Groan. (Sound of muttering to myself). Another groan. Is there anyone who loves the business side of writing? Certainly it isn’t me, despite the fact that I may be the only person in the publishing world who loves my promotion team. They have done an amazing job. I can’t even imagine what it must be like to have no team at all, although I know plenty of people who do it.
It’s not that I’m lazy. Anyone who knows me knows I’m pretty zippy. But the things you have to do on the business side of writing are so detail-oriented. (Note the use of lofty language here. What I really mean is, it’s nit-picky, exasperating, mind-numbing and frustrating).
Even worse, the business side of writing is full of unknowns. Some examples of what seems to be the unknowable:
1) How many books have you sold? How many were printed?
2) What works best for promotion—book tour?
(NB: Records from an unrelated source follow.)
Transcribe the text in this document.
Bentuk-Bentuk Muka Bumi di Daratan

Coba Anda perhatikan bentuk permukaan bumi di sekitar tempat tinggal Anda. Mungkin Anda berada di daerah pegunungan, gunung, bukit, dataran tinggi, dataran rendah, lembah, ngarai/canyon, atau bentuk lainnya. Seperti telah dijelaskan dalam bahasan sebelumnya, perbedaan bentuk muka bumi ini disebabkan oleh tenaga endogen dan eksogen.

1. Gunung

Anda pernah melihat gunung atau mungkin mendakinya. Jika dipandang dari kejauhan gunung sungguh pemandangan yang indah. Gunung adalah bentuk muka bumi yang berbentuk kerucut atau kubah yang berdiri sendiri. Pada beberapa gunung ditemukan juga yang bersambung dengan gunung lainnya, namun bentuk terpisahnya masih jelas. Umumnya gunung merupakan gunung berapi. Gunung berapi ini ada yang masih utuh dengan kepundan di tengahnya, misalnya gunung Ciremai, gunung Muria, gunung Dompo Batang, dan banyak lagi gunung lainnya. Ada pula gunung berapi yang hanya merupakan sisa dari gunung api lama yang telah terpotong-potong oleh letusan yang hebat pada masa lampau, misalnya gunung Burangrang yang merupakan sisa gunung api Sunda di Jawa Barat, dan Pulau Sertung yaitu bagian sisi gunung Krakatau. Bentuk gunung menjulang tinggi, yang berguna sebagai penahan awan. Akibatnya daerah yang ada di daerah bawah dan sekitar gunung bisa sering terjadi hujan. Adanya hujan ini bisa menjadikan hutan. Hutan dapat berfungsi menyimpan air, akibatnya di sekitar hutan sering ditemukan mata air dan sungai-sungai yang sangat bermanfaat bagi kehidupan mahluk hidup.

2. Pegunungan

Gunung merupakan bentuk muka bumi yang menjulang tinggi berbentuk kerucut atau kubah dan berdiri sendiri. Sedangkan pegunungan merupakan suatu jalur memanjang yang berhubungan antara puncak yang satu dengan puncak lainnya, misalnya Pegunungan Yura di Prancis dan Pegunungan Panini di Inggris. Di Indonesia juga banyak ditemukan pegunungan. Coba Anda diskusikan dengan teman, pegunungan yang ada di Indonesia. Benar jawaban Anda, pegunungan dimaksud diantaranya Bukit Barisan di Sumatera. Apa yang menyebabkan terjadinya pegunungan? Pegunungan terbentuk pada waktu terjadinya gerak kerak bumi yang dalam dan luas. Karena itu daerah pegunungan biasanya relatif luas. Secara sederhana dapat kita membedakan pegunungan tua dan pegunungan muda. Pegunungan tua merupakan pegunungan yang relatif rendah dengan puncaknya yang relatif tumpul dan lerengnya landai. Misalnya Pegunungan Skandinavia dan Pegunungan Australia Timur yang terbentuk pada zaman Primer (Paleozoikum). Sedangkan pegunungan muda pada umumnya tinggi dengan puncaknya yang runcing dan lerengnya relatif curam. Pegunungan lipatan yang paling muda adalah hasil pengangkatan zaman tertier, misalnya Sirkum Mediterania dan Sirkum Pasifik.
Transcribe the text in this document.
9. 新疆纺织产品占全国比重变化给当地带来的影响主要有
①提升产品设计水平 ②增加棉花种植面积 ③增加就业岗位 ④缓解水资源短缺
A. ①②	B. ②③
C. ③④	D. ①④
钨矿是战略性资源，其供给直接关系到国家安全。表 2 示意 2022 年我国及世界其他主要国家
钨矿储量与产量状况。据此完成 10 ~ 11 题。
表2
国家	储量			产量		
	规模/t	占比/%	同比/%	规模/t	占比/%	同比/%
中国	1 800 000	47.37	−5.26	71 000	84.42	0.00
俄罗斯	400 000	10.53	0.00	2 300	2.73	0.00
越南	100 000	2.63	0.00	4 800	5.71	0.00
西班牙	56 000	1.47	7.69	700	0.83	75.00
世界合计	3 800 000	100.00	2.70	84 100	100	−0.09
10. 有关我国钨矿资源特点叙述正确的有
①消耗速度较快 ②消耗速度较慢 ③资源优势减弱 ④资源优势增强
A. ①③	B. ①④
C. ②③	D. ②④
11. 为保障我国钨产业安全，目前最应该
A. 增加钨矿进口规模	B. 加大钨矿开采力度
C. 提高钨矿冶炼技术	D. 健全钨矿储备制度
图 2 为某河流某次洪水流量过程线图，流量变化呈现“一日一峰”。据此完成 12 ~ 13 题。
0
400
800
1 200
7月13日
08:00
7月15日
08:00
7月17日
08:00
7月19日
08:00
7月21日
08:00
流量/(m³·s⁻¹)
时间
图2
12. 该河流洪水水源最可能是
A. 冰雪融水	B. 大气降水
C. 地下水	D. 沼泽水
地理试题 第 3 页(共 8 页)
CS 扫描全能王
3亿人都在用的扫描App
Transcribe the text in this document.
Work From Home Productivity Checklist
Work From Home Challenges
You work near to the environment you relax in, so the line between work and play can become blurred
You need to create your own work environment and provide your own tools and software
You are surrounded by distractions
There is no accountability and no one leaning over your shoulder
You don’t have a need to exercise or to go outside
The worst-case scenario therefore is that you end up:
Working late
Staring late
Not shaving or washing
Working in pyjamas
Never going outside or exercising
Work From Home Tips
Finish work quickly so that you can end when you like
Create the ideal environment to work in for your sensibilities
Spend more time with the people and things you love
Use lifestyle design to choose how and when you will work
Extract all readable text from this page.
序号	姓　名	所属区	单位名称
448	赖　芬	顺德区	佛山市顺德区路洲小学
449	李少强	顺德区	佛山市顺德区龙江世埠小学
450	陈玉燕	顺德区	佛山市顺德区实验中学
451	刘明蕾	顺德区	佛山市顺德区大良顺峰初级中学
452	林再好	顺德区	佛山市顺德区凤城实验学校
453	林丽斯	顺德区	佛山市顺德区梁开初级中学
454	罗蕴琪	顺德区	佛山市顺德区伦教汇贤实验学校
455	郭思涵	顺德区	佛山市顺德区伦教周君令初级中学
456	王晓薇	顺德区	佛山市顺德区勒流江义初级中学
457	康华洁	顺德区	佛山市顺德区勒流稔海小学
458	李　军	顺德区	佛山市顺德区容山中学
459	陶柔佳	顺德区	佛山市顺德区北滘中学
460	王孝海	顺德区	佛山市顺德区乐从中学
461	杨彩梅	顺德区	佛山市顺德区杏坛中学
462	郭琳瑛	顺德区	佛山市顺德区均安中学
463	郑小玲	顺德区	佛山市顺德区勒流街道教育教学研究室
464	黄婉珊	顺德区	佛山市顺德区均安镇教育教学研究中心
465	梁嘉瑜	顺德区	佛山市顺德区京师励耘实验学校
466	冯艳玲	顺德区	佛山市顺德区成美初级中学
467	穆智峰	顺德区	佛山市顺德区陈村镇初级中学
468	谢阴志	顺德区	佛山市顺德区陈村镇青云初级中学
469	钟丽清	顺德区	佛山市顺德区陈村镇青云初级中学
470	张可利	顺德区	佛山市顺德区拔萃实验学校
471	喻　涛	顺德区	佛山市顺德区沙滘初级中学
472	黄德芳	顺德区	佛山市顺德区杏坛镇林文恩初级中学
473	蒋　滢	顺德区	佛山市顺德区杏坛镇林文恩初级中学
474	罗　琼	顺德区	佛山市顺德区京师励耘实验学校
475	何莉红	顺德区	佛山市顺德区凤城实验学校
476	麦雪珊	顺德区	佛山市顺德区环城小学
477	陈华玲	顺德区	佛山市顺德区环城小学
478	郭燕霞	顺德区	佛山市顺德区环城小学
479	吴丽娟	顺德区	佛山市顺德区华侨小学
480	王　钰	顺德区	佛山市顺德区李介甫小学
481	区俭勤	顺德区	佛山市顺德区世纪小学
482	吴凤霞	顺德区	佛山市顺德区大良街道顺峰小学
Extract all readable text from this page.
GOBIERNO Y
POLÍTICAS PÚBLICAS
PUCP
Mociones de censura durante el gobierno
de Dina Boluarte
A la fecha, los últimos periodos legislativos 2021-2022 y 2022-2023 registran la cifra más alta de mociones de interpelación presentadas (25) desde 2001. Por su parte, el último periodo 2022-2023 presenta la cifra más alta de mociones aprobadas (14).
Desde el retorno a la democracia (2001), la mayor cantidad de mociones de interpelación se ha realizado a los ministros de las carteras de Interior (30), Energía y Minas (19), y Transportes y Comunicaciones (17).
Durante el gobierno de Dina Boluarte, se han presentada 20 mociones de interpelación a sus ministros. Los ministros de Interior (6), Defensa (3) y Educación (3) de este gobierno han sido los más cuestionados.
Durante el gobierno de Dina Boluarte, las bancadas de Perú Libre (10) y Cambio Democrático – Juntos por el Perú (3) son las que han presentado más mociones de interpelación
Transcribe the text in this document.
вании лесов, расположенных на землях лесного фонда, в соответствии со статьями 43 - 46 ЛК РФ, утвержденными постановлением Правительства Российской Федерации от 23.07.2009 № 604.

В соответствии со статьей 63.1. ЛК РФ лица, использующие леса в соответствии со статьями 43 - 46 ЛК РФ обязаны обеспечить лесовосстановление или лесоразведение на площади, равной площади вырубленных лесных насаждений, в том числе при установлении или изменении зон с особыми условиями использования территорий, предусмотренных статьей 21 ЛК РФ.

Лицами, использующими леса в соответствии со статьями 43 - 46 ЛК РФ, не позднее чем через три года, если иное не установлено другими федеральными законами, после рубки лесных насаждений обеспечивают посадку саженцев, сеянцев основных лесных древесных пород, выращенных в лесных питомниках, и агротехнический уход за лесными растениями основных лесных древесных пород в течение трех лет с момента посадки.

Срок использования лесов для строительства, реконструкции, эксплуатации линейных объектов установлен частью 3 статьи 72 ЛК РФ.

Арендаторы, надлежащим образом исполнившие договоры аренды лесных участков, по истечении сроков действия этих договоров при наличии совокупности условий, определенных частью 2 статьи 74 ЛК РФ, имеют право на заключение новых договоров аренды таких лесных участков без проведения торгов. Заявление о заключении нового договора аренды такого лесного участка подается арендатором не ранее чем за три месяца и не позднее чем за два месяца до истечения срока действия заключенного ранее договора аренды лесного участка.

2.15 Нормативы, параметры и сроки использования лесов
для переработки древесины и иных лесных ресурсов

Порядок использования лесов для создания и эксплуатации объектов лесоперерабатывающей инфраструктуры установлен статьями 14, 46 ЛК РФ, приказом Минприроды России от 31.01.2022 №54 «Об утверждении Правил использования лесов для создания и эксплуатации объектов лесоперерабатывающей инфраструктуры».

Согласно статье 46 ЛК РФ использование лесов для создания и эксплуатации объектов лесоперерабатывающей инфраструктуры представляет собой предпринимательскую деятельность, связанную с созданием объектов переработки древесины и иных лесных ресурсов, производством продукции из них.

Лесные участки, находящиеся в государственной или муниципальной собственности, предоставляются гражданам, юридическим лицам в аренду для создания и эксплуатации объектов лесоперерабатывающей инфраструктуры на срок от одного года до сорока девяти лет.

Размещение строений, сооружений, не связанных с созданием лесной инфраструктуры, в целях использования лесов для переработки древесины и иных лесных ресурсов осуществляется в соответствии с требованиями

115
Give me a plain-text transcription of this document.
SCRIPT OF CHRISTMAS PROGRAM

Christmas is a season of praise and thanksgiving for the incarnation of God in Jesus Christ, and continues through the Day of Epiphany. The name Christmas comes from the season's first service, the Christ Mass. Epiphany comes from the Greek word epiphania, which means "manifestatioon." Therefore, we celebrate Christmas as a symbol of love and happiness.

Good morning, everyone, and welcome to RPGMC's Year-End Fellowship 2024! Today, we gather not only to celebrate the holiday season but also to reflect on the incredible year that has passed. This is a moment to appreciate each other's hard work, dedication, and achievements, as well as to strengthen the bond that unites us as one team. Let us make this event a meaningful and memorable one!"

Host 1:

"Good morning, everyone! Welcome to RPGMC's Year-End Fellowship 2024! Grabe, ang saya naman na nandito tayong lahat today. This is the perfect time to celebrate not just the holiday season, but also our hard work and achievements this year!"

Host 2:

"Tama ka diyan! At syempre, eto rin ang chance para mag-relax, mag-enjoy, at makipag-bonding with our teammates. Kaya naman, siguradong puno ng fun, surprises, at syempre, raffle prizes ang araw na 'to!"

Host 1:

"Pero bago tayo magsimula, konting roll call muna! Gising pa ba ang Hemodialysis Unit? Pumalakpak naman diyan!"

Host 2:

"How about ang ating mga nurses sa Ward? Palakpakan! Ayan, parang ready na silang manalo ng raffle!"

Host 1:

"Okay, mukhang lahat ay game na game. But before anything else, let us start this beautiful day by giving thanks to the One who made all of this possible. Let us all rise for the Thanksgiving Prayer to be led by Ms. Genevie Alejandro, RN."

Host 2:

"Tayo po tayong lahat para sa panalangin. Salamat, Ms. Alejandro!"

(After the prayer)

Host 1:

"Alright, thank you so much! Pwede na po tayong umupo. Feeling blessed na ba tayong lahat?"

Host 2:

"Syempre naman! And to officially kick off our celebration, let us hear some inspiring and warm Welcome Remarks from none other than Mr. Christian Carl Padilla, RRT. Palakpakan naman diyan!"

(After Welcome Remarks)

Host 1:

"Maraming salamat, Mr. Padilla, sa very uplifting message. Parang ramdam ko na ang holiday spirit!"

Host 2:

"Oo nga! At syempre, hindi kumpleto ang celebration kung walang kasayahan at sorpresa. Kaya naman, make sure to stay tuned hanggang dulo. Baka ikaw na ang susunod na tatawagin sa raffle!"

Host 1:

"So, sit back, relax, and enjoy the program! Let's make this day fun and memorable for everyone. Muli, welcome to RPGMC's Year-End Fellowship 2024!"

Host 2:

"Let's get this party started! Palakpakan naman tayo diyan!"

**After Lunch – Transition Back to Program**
Facebook? Goodreads? Twitter? Other social media? Some combination?
3) Does getting blurbs for your book from well-known authors really do anything to sell your book?
4) How much does a good title do for your book? A good cover?
5) Does it matter what time of year your book comes out?
6) What format is best—epub, hard cover, trade paper, mass market paper, audio?
7) Do blog tours bring in readers? How about physical bookstore tours?
8) How does an author go about getting that elusive element called “buzz?”
9) Short of a $10,000 ad in the New York Times, is print advertising dead?
10) Do giveaways sell books? Handouts? Post cards? Bookmarks? Contests? Standing on street corners singing about your book?
Anyone who thinks that last idea is preposterous hasn’t faced the reality of the “business” of selling books. The author spends copious amounts of time doing work other than writing—work that no one can say is actually useful for selling the books.
For any “normal” product, the business of writing and selling books would seem ridiculous. Can you imagine a company continuing to manufacture widgets if no one knew how many they had sold, what kind of advertising worked, who bought the product and how they used them? Whether a buyer used them and passed them on to others? Whether they took them to a used widget store to resell? Whether they borrowed them from a widget-lending place?
We writers of books are a strange clan. The bottom line (note the business terminology) is that the writing of books and seeing them in print, or hearing them on audio or reading them to people--having people appreciate them however they manage to get their hands on them--is why put up with the strange and frustrating “business” end of our endeavors.